Before the sun came up Monday morning, protesters had gathered at Third and M streets in Northwest Washington, D.C., to commemorate the first anniversary of the death of Terrence Sterling, an unarmed man who was shot and killed by police after his motorcycle hit a cruiser.
The morning began with a candlelight vigil at 4:20 a.m., the same time last year that officers reported a motorcycle was driving erratically around the Northwest D.C. neighborhood. A protest was scheduled to begin at 7 a.m.
Footage and photos shared on social media showed a mixed crowd demanding justice for Sterling and calls for D.C. Mayor Muriel Bowser to fire Police Officers Brian Trainer and Jordan Palmer, the two cops involved in Sterling’s death. Both officers are still currently employed by the Metropolitan Police Department.

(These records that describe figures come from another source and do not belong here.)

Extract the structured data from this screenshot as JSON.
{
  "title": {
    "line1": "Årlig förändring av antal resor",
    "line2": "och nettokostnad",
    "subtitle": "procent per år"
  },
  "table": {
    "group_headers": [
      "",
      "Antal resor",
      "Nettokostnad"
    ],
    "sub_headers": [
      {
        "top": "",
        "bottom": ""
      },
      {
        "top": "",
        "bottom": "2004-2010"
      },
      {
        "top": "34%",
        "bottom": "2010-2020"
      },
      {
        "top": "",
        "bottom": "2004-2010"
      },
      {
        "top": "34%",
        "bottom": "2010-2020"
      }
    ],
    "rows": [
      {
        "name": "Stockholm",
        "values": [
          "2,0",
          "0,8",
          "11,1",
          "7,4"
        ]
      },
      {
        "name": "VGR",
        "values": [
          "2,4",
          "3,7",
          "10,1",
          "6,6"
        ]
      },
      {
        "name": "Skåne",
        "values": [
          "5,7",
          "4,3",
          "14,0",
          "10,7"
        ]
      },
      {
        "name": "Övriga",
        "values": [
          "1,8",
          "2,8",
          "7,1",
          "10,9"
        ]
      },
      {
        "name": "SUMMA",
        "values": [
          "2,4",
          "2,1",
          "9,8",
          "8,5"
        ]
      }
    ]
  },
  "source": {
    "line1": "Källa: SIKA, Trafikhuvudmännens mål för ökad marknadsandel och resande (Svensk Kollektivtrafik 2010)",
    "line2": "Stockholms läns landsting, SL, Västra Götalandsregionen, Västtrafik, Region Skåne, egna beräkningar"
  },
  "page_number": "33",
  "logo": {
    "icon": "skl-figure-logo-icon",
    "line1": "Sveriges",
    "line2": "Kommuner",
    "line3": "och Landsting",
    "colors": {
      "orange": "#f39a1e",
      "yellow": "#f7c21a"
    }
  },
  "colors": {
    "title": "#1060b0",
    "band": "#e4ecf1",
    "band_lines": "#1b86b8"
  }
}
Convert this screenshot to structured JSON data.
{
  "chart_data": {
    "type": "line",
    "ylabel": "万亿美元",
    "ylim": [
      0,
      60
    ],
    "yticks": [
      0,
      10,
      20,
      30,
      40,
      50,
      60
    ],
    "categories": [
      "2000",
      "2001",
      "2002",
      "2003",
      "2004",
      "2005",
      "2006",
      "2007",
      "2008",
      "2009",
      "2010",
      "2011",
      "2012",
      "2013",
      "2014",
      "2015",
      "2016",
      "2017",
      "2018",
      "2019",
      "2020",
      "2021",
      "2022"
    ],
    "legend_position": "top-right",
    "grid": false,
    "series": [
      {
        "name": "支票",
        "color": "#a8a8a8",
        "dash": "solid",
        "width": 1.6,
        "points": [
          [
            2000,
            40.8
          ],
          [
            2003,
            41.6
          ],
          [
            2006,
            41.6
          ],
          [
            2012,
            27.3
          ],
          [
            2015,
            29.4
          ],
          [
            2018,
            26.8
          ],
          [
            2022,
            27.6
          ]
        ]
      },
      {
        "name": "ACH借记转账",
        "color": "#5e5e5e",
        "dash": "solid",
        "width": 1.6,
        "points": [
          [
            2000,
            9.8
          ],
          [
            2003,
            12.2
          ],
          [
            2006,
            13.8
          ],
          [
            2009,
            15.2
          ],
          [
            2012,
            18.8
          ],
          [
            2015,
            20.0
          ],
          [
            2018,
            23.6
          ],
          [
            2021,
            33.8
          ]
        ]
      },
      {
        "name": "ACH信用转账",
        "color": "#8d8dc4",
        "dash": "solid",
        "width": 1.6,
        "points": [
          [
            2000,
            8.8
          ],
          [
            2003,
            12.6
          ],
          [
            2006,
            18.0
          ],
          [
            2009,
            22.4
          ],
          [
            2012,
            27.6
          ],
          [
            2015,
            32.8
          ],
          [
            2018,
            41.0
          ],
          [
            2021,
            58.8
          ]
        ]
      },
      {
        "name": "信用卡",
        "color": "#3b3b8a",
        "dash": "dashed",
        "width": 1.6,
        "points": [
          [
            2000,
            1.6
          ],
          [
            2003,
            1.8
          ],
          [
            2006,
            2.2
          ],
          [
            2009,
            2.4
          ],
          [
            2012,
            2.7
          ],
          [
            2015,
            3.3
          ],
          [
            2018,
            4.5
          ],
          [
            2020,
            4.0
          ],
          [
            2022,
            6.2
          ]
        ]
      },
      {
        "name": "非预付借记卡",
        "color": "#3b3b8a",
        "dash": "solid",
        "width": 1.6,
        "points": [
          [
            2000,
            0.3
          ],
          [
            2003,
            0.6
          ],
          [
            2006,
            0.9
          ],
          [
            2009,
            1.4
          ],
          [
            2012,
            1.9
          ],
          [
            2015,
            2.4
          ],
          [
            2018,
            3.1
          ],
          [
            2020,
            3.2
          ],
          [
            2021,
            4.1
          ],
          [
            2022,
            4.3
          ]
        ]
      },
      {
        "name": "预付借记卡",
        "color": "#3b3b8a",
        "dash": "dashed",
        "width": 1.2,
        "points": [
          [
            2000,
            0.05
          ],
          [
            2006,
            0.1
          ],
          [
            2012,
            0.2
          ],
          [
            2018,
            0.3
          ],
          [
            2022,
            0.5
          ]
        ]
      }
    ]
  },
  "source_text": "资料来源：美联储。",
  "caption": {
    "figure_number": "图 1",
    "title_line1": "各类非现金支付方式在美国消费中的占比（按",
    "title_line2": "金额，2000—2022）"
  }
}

After a review that took nearly a year to complete, the U.S. attorney’s office declined to press charges against the officers involved in Sterling’s killing.
Sterling was killed in the early hours of Sept. 11, 2016, as he was driving toward the 3rd Street Tunnel on his way home from a bachelor party earlier that night. According to Fox 5 DC, two witnesses on the scene reported that a police cruiser, responding to reports of a motorcycle driving erratically, swerved in front of Sterling’s bike, causing him to hit the police car.
Police say that Officer Trainer was exiting the squad car when Sterling collided with it. Trainer shot Sterling in the neck and on the side. But while Trainer, a four-year veteran of the police force, was wearing a camera, he did not turn it on until after the shooting.
Sterling’s family and community are still seeking answers.
Sterling’s family’s lawyers told Fox 5 DC that they are still trying to gain access to footage from a Department of Homeland Security camera on Third and M, which they say captured the entire shooting. They also want that footage to be made public by Mayor Bowser. Sterling’s family has also filed a $50 million wrongful death lawsuit against Trainer.
Sterling’s death did prompt the city to change its bodycam policy, requiring Metro police officers to confirm to dispatchers that their cameras are on when they respond to calls. Little else, however, seems to have changed.